By Constantinos Psillides
A WAR has broken out between youths that hang out at Phaneromeni square in the old town of Nicosia and the ever-increasing number of businesses opening up in and around the area, which has seen a major boom despite the recession.
Cafes and restaurants are taking more and more space to accommodate clients, limiting the space available for groups of youths who used to frequent the area around the 19th century Panayia Phaneromeni church, the biggest inside the walled city.
While the original response by the disgruntled youth was mainly shouting at the patrons and lighting up cooking fires at the square, things recently took a turn for the worse.
On Wednesday, Nicosia mayor Constantinos Yiorkadjis held an open discussion at the Pallas theatre, to talk about Eleftheria Square and the progress made on all the other projects currently underway in Nicosia.
After opening the floor to questions the mayor received a barrage of questions regarding Phaneromeni Square, as well as some verbal abuse from young people attending the discussion.
Politis daily reported that the group threw flyers in the room that read “Where will the poor sit?”
Those angered by the issue accused Yiorkadjis of “catering to the capitalists and ignoring the needs of the people” and left the room shouting “Down with the capital. Long live the people”.
In the early hours of Thursday, police reported that the front windows of a number of businesses surrounding the square were smashed.
The Cyprus Mail visited the scene to secure an on the record comment from the shop owners but with no success.
The café, restaurant and shop owners did not wish to go on record, fearing perhaps that talking to a reporter could spell more trouble.
“Look, we didn’t have a problem with these people hanging around. A lot of them were actually customers, buying their coffee and sweets from us. I hope this thing blows over and things go back to normal,” said one.
Not all who disagree resort to violence. People who oppose giving more space to businesses created a Facebook group called “Claiming back the public spaces in old Nicosia”. The group creators regularly posts update regarding the dispute, criticising the establishment and demanding more public areas. The FB group posts pictures saying “the Square belongs to everyone” and gathers all news articles regarding the old town of Nicosia.
The group promised to post videos of those who took part in addressing Yiorkadjis on Wednesday, to showcase the extent of the reaction against allowing businesses taking up public space.
Not everyone agrees with their stance though. One FB user wrote: “It seems like the creators of this group want to take the old town back five years when it was abandoned by people, visitors and tourists, who are a source of income,” the user said.

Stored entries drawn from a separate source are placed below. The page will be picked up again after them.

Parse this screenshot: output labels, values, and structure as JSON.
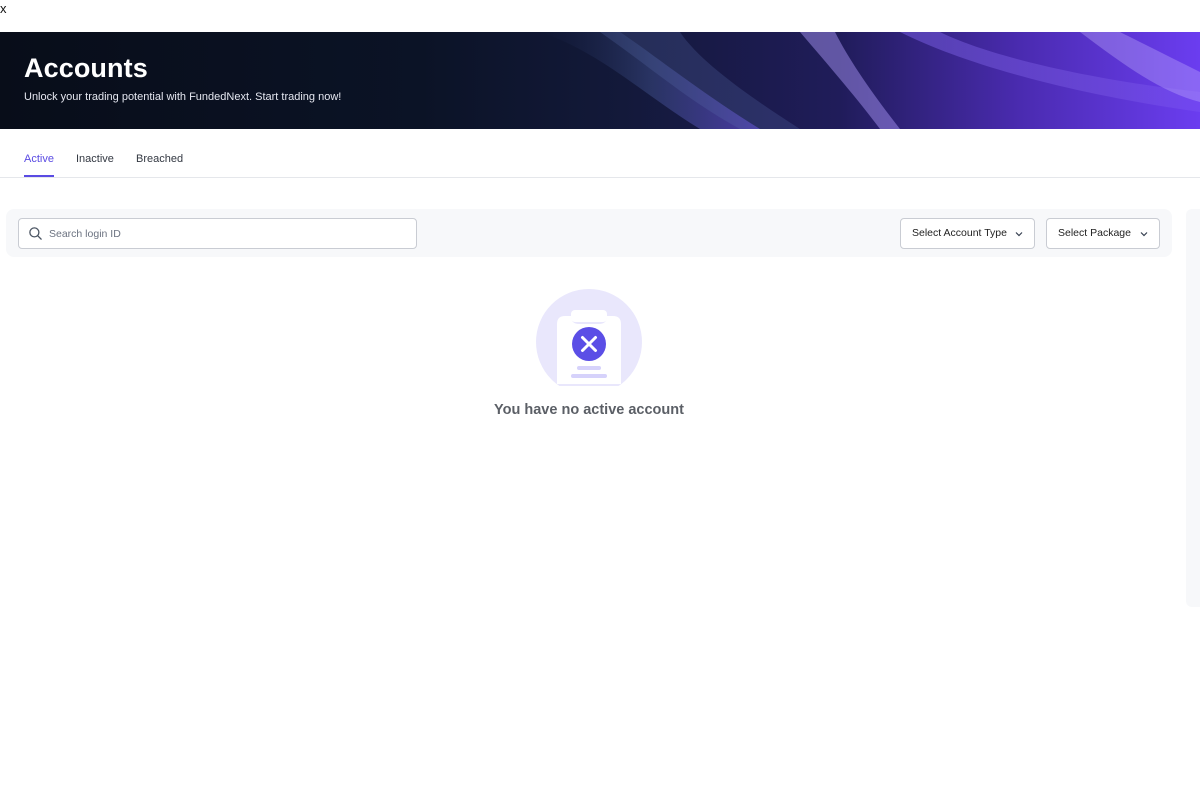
{
  "corner_glyph": "x",
  "header": {
    "title": "Accounts",
    "subtitle": "Unlock your trading potential with FundedNext. Start trading now!"
  },
  "tabs": [
    {
      "label": "Active",
      "active": true
    },
    {
      "label": "Inactive",
      "active": false
    },
    {
      "label": "Breached",
      "active": false
    }
  ],
  "filters": {
    "search": {
      "placeholder": "Search login ID",
      "value": "",
      "icon": "search-icon"
    },
    "account_type": {
      "label": "Select Account Type",
      "icon": "chevron-down-icon"
    },
    "package": {
      "label": "Select Package",
      "icon": "chevron-down-icon"
    }
  },
  "empty_state": {
    "icon": "empty-account-icon",
    "message": "You have no active account"
  },
  "colors": {
    "accent": "#5a4be3",
    "hero_dark": "#080d19",
    "hero_purple": "#6b3df0",
    "illustration_bg": "#e9e7fc"
  }
}
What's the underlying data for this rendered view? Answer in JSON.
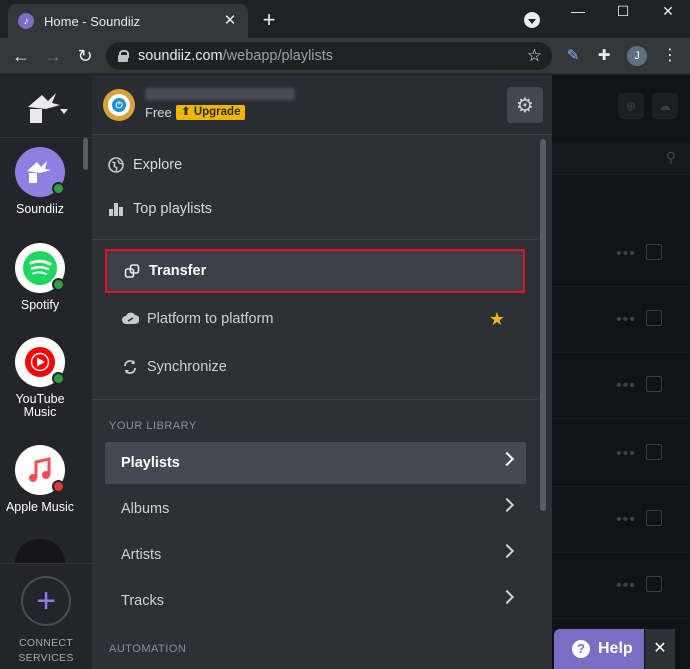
{
  "browser": {
    "tab_title": "Home - Soundiiz",
    "tab_close": "✕",
    "new_tab": "+",
    "url_host": "soundiiz.com",
    "url_path": "/webapp/playlists",
    "profile_initial": "J",
    "window_minimize": "—",
    "window_maximize": "☐",
    "window_close": "✕"
  },
  "rail": {
    "services": [
      {
        "label": "Soundiiz",
        "bg": "#8f7fe0",
        "status": "#2ea043"
      },
      {
        "label": "Spotify",
        "bg": "#ffffff",
        "status": "#2ea043"
      },
      {
        "label": "YouTube Music",
        "bg": "#ffffff",
        "status": "#2ea043"
      },
      {
        "label": "Apple Music",
        "bg": "#ffffff",
        "status": "#e03a3a"
      }
    ],
    "connect_label_1": "CONNECT",
    "connect_label_2": "SERVICES",
    "connect_plus": "+"
  },
  "panel": {
    "plan": "Free",
    "upgrade_label": "⬆ Upgrade",
    "menu": [
      {
        "label": "Explore",
        "icon": "globe-icon"
      },
      {
        "label": "Top playlists",
        "icon": "bar-chart-icon"
      }
    ],
    "transfer_label": "Transfer",
    "platform_label": "Platform to platform",
    "sync_label": "Synchronize",
    "library_header": "YOUR LIBRARY",
    "library": [
      {
        "label": "Playlists",
        "active": true
      },
      {
        "label": "Albums",
        "active": false
      },
      {
        "label": "Artists",
        "active": false
      },
      {
        "label": "Tracks",
        "active": false
      }
    ],
    "automation_header": "AUTOMATION"
  },
  "help": {
    "label": "Help",
    "close": "✕"
  },
  "colors": {
    "accent": "#7b6ec2",
    "highlight_border": "#e3131f",
    "upgrade": "#f1b500"
  }
}
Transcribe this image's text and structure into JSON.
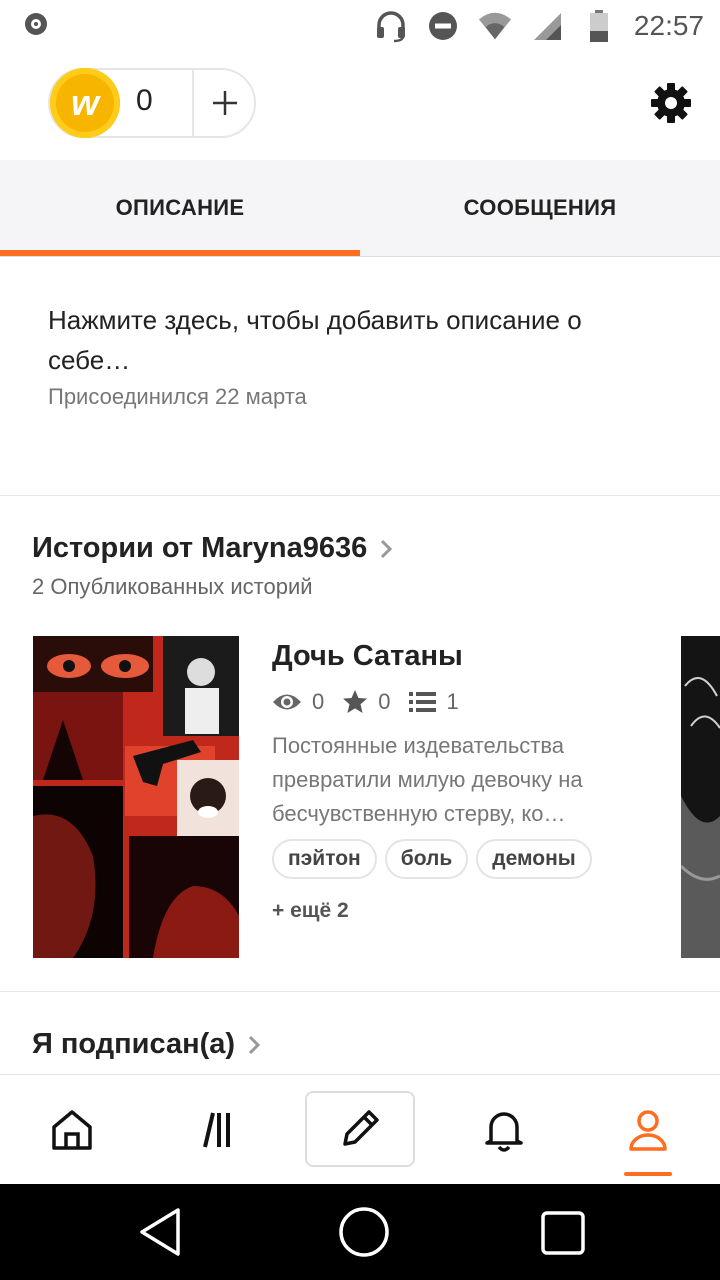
{
  "status_bar": {
    "time": "22:57"
  },
  "coins": {
    "count": "0",
    "coin_letter": "w"
  },
  "tabs": [
    {
      "label": "ОПИСАНИЕ",
      "active": true
    },
    {
      "label": "СООБЩЕНИЯ",
      "active": false
    }
  ],
  "about": {
    "placeholder": "Нажмите здесь, чтобы добавить описание о себе…",
    "joined": "Присоединился 22 марта"
  },
  "stories_section": {
    "title": "Истории от Maryna9636",
    "subtitle": "2 Опубликованных историй",
    "story": {
      "title": "Дочь Сатаны",
      "views": "0",
      "votes": "0",
      "parts": "1",
      "description": "Постоянные издевательства превратили милую девочку на бесчувственную стерву, ко…",
      "tags": [
        "пэйтон",
        "боль",
        "демоны"
      ],
      "more_tags": "+ ещё 2"
    }
  },
  "following_section": {
    "title": "Я подписан(а)"
  },
  "colors": {
    "accent": "#ff6d20"
  },
  "nav": {
    "items": [
      "home-icon",
      "library-icon",
      "write-icon",
      "notifications-icon",
      "profile-icon"
    ],
    "active": "profile-icon"
  }
}
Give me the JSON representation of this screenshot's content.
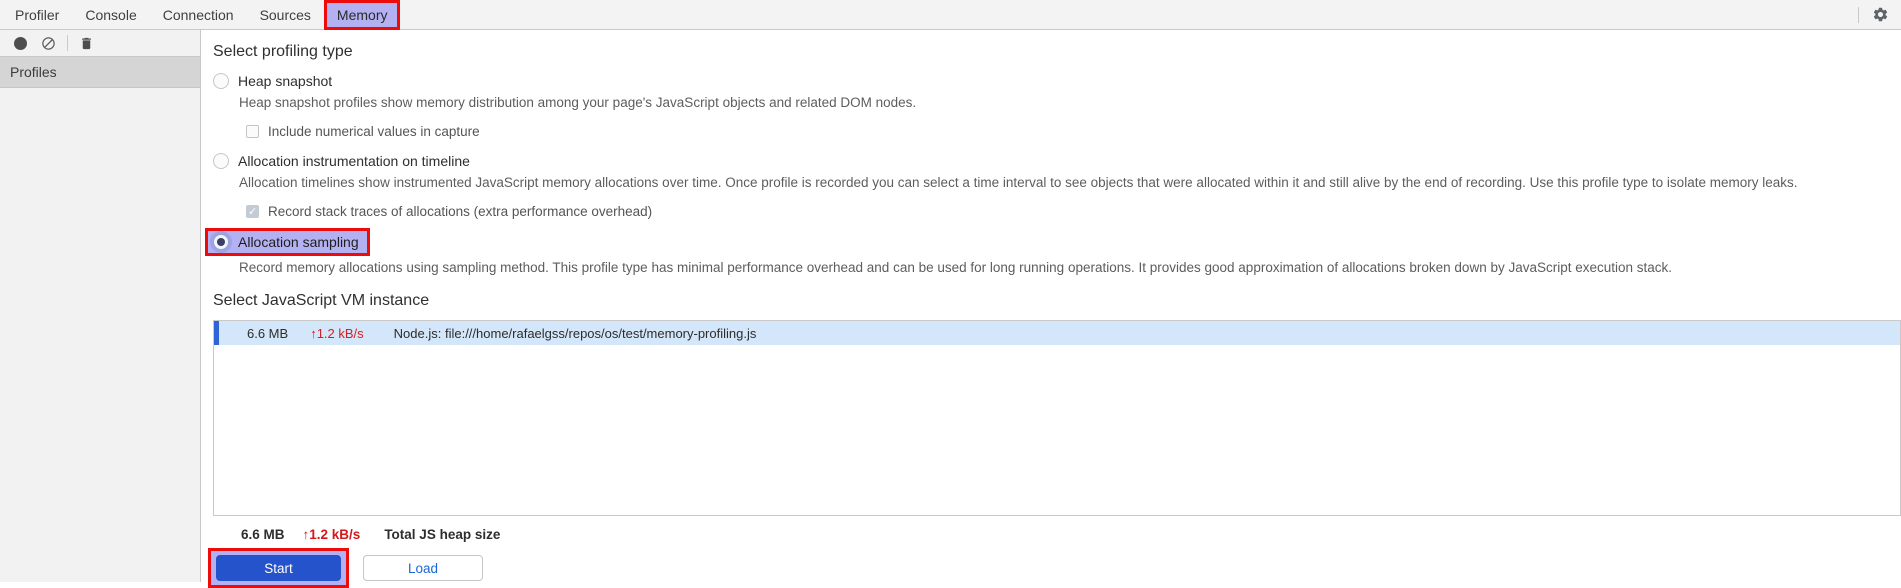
{
  "colors": {
    "annotation_red": "#ee0b0b",
    "annotation_lavender": "#b4b1f2",
    "start_button_blue": "#2553cc",
    "selected_row_blue": "#d4e6f9",
    "row_accent_blue": "#2f64d6",
    "rate_red": "#d42020",
    "load_text_blue": "#1a66d9"
  },
  "tabbar": {
    "tabs": [
      {
        "label": "Profiler"
      },
      {
        "label": "Console"
      },
      {
        "label": "Connection"
      },
      {
        "label": "Sources"
      },
      {
        "label": "Memory"
      }
    ],
    "active_tab": "Memory"
  },
  "toolbar": {
    "icons": [
      "record-icon",
      "block-icon",
      "trash-icon"
    ]
  },
  "sidebar": {
    "header": "Profiles"
  },
  "profiling": {
    "heading": "Select profiling type",
    "options": [
      {
        "label": "Heap snapshot",
        "desc": "Heap snapshot profiles show memory distribution among your page's JavaScript objects and related DOM nodes.",
        "selected": false,
        "sub": {
          "label": "Include numerical values in capture",
          "checked": false
        }
      },
      {
        "label": "Allocation instrumentation on timeline",
        "desc": "Allocation timelines show instrumented JavaScript memory allocations over time. Once profile is recorded you can select a time interval to see objects that were allocated within it and still alive by the end of recording. Use this profile type to isolate memory leaks.",
        "selected": false,
        "sub": {
          "label": "Record stack traces of allocations (extra performance overhead)",
          "checked": true
        }
      },
      {
        "label": "Allocation sampling",
        "desc": "Record memory allocations using sampling method. This profile type has minimal performance overhead and can be used for long running operations. It provides good approximation of allocations broken down by JavaScript execution stack.",
        "selected": true
      }
    ]
  },
  "vm": {
    "heading": "Select JavaScript VM instance",
    "rows": [
      {
        "size": "6.6 MB",
        "rate": "↑1.2 kB/s",
        "name": "Node.js: file:///home/rafaelgss/repos/os/test/memory-profiling.js"
      }
    ]
  },
  "footer": {
    "total_size": "6.6 MB",
    "total_rate": "↑1.2 kB/s",
    "total_label": "Total JS heap size",
    "start_label": "Start",
    "load_label": "Load"
  }
}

Once an almost deserted urban area, the old town of Nicosia saw a surge in activity following the opening of the crossings to the north in 2003.
But the real boom came in the past couple of years, with bars, cafes, and restaurants multiplying fast. The once ‘abandoned’ city turned into a bustling meeting point almost overnight.
The rapid commercialisation of the old town led to complaints and reactions by the old patrons but also put a smile onto the faces of shop owners. The old town is experiencing an economic rush only comparable to the pre-1974 era, when Ledra Street was the epicentre of trade and commerce on the island.